QUI A DONC COMMENCÉ SON UNIQUE ROMAN PAR CE PORTRAIT QUI METAMORPHOSE UN PERSONNAGE INSIPIDE EN HEROINE? (ou qui a réussi à sublimer dans son art la ménagère de moins de 50 ans...?

« Adeline Serpillon appartenait à une écrasante majorité de mortels qu’on n’assassine pratiquement pas. Elle n’avait pas d’argent, pas d’amour, pas de haine, pas d’attraits. Ses convictions politiques l’amenaient à conspuer doucement les augmentations de prix du gaz, rarement au-delà. Elle était moyenne avec intensité, plus commune qu’une fosse, et d’une banalité de nougat en plein Montélimar. Hormis le chat gris mou qui dormait sur son lit, personne ne se retournait sur elle, et encore moins dessous. Depuis quarante ans, elle rapetissait à petits pas derrière le comptoir de bois ciré de sa mercerie qui sentait le miel et la sciure fraîche, sans qu’on le prît jamais en flagrant délit de bonne ou de mauvaise humeur. A la Libération, elle avait un peu tressailli dans les bras d’un SS en déroute qui remontait d’Oradour et bandait ferme encore. Il l’avait écartelée contre le grand chêne torturé qui glande toujours par-delà son jardin, entre la Dordogne et la Haute-Vienne.
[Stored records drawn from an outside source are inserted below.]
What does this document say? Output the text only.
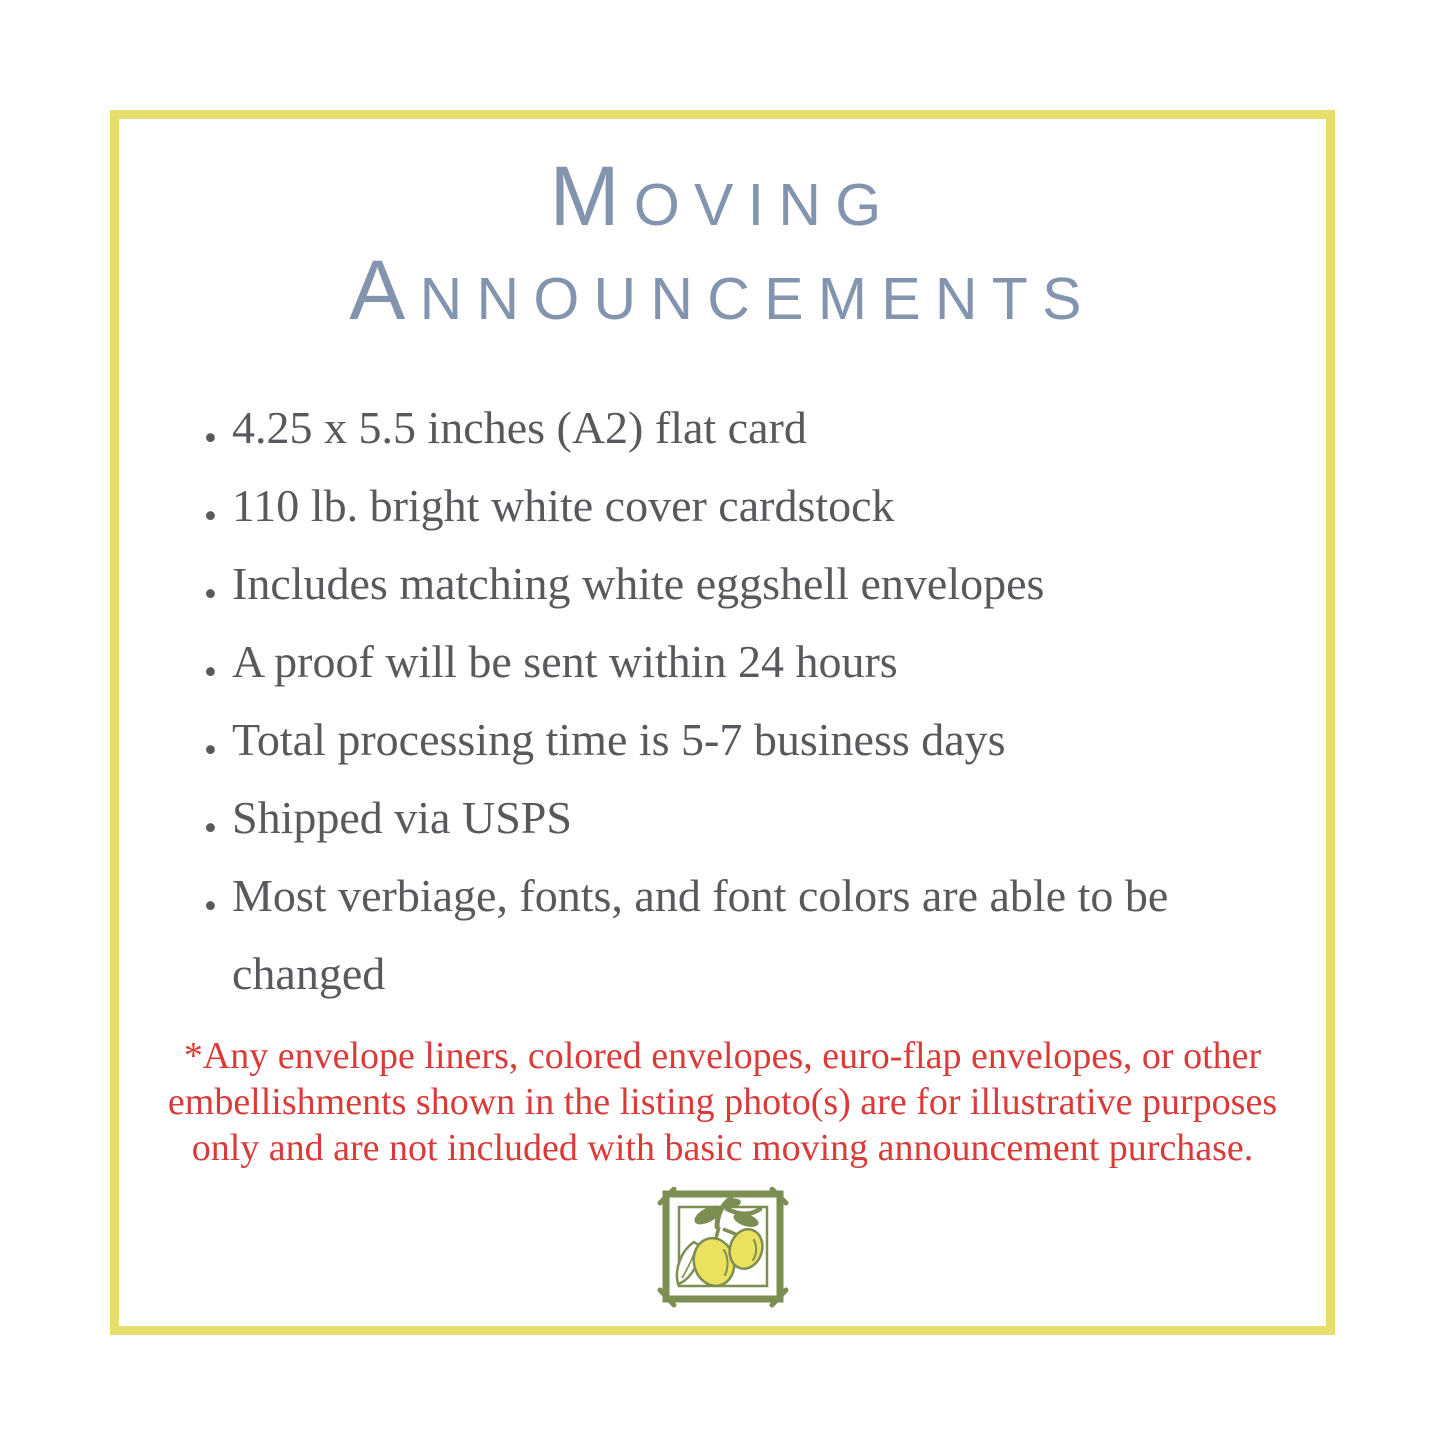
Moving
Announcements
• 4.25 x 5.5 inches (A2) flat card
• 110 lb. bright white cover cardstock
• Includes matching white eggshell envelopes
• A proof will be sent within 24 hours
• Total processing time is 5-7 business days
• Shipped via USPS
• Most verbiage, fonts, and font colors are able to be changed

*Any envelope liners, colored envelopes, euro-flap envelopes, or other
embellishments shown in the listing photo(s) are for illustrative purposes
only and are not included with basic moving announcement purchase.
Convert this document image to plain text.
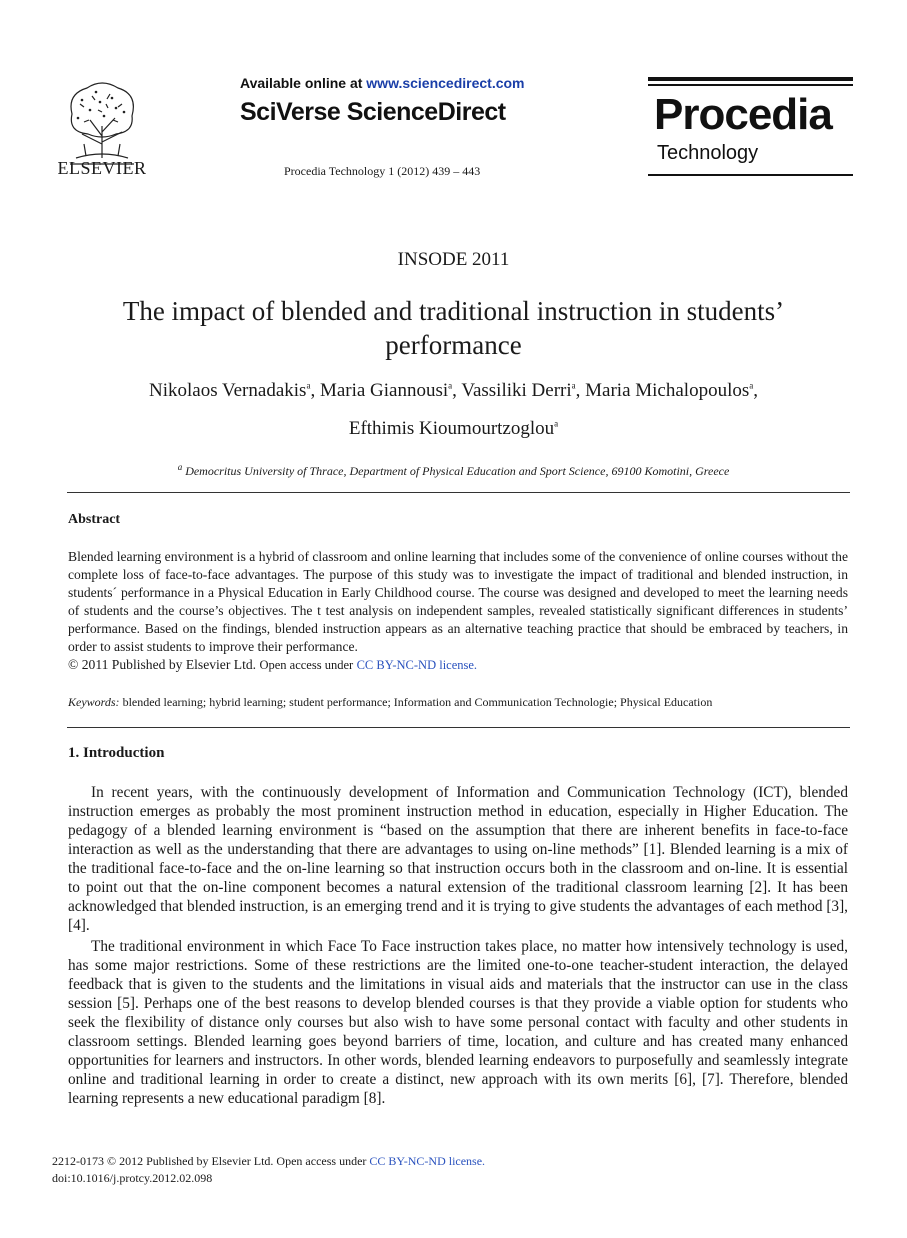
ELSEVIER
Available online at www.sciencedirect.com
SciVerse ScienceDirect
Procedia Technology 1 (2012) 439 – 443
Procedia
Technology
INSODE 2011
The impact of blended and traditional instruction in students’ performance
Nikolaos Vernadakis$^a$, Maria Giannousi$^a$, Vassiliki Derri$^a$, Maria Michalopoulos$^a$,
Efthimis Kioumourtzoglou$^a$
$^a$ Democritus University of Thrace, Department of Physical Education and Sport Science, 69100 Komotini, Greece
Abstract
Blended learning environment is a hybrid of classroom and online learning that includes some of the convenience of online courses without the complete loss of face-to-face advantages. The purpose of this study was to investigate the impact of traditional and blended instruction, in students´ performance in a Physical Education in Early Childhood course. The course was designed and developed to meet the learning needs of students and the course’s objectives. The t test analysis on independent samples, revealed statistically significant differences in students’ performance. Based on the findings, blended instruction appears as an alternative teaching practice that should be embraced by teachers, in order to assist students to improve their performance.
© 2011 Published by Elsevier Ltd. Open access under CC BY-NC-ND license.
Keywords: blended learning; hybrid learning; student performance; Information and Communication Technologie; Physical Education
1. Introduction
In recent years, with the continuously development of Information and Communication Technology (ICT), blended instruction emerges as probably the most prominent instruction method in education, especially in Higher Education. The pedagogy of a blended learning environment is “based on the assumption that there are inherent benefits in face-to-face interaction as well as the understanding that there are advantages to using on-line methods” [1]. Blended learning is a mix of the traditional face-to-face and the on-line learning so that instruction occurs both in the classroom and on-line. It is essential to point out that the on-line component becomes a natural extension of the traditional classroom learning [2]. It has been acknowledged that blended instruction, is an emerging trend and it is trying to give students the advantages of each method [3], [4].
The traditional environment in which Face To Face instruction takes place, no matter how intensively technology is used, has some major restrictions. Some of these restrictions are the limited one-to-one teacher-student interaction, the delayed feedback that is given to the students and the limitations in visual aids and materials that the instructor can use in the class session [5]. Perhaps one of the best reasons to develop blended courses is that they provide a viable option for students who seek the flexibility of distance only courses but also wish to have some personal contact with faculty and other students in classroom settings. Blended learning goes beyond barriers of time, location, and culture and has created many enhanced opportunities for learners and instructors. In other words, blended learning endeavors to purposefully and seamlessly integrate online and traditional learning in order to create a distinct, new approach with its own merits [6], [7]. Therefore, blended learning represents a new educational paradigm [8].
2212-0173 © 2012 Published by Elsevier Ltd. Open access under CC BY-NC-ND license.
doi:10.1016/j.protcy.2012.02.098
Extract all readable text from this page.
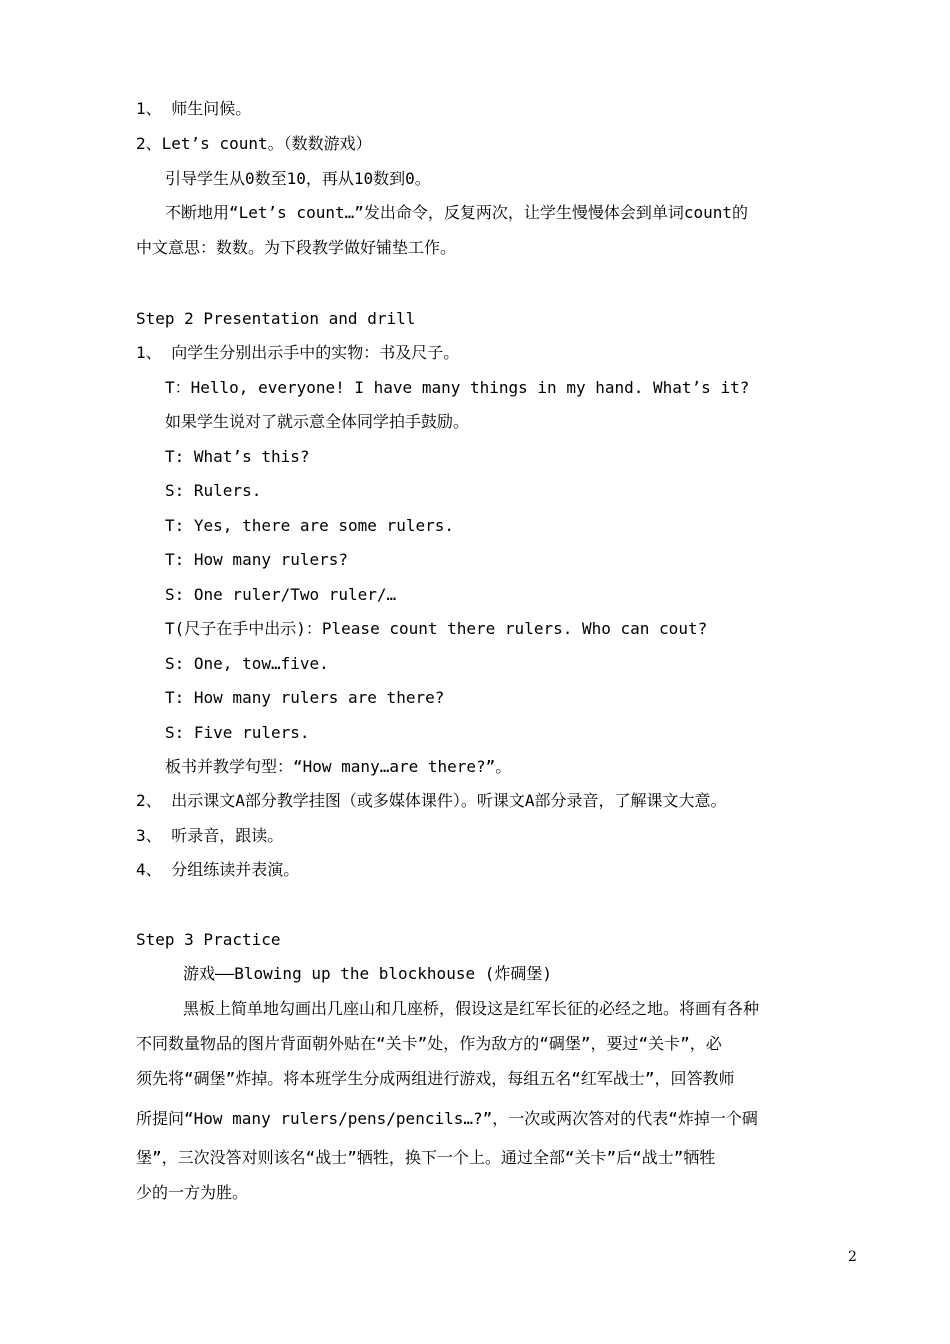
1、 师生问候。
2、Let’s count。（数数游戏）
引导学生从0数至10，再从10数到0。
不断地用“Let’s count…”发出命令，反复两次，让学生慢慢体会到单词count的
中文意思：数数。为下段教学做好铺垫工作。
Step 2 Presentation and drill
1、 向学生分别出示手中的实物：书及尺子。
T：Hello, everyone! I have many things in my hand. What’s it?
如果学生说对了就示意全体同学拍手鼓励。
T: What’s this?
S: Rulers.
T: Yes, there are some rulers.
T: How many rulers?
S: One ruler/Two ruler/…
T(尺子在手中出示)：Please count there rulers. Who can cout?
S: One, tow…five.
T: How many rulers are there?
S: Five rulers.
板书并教学句型：“How many…are there?”。
2、 出示课文A部分教学挂图（或多媒体课件）。听课文A部分录音，了解课文大意。
3、 听录音，跟读。
4、 分组练读并表演。
Step 3 Practice
游戏——Blowing up the blockhouse (炸碉堡)
黑板上简单地勾画出几座山和几座桥，假设这是红军长征的必经之地。将画有各种
不同数量物品的图片背面朝外贴在“关卡”处，作为敌方的“碉堡”，要过“关卡”，必
须先将“碉堡”炸掉。将本班学生分成两组进行游戏，每组五名“红军战士”，回答教师
所提问“How many rulers/pens/pencils…?”，一次或两次答对的代表“炸掉一个碉
堡”，三次没答对则该名“战士”牺牲，换下一个上。通过全部“关卡”后“战士”牺牲
少的一方为胜。
2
Parfois, en suçant sa tisane au crépuscule, elle regardait cet arbre immuable et revoyait les yeux battus aux cils brûlés de son bourreau vaincu qui sentait la fumée froide, la poudre et la mort, et l’alcool à cochons. On ne lui connut jamais d’autre liaison, pour la bonne raison qu’elle n’en eut point ; sa fadeur naturelle l’abritait puissamment de l’amour autant que des mépris. Ainsi paraissait-il improbable à chacun qu’Adeline Serpillon mourût assassinée…"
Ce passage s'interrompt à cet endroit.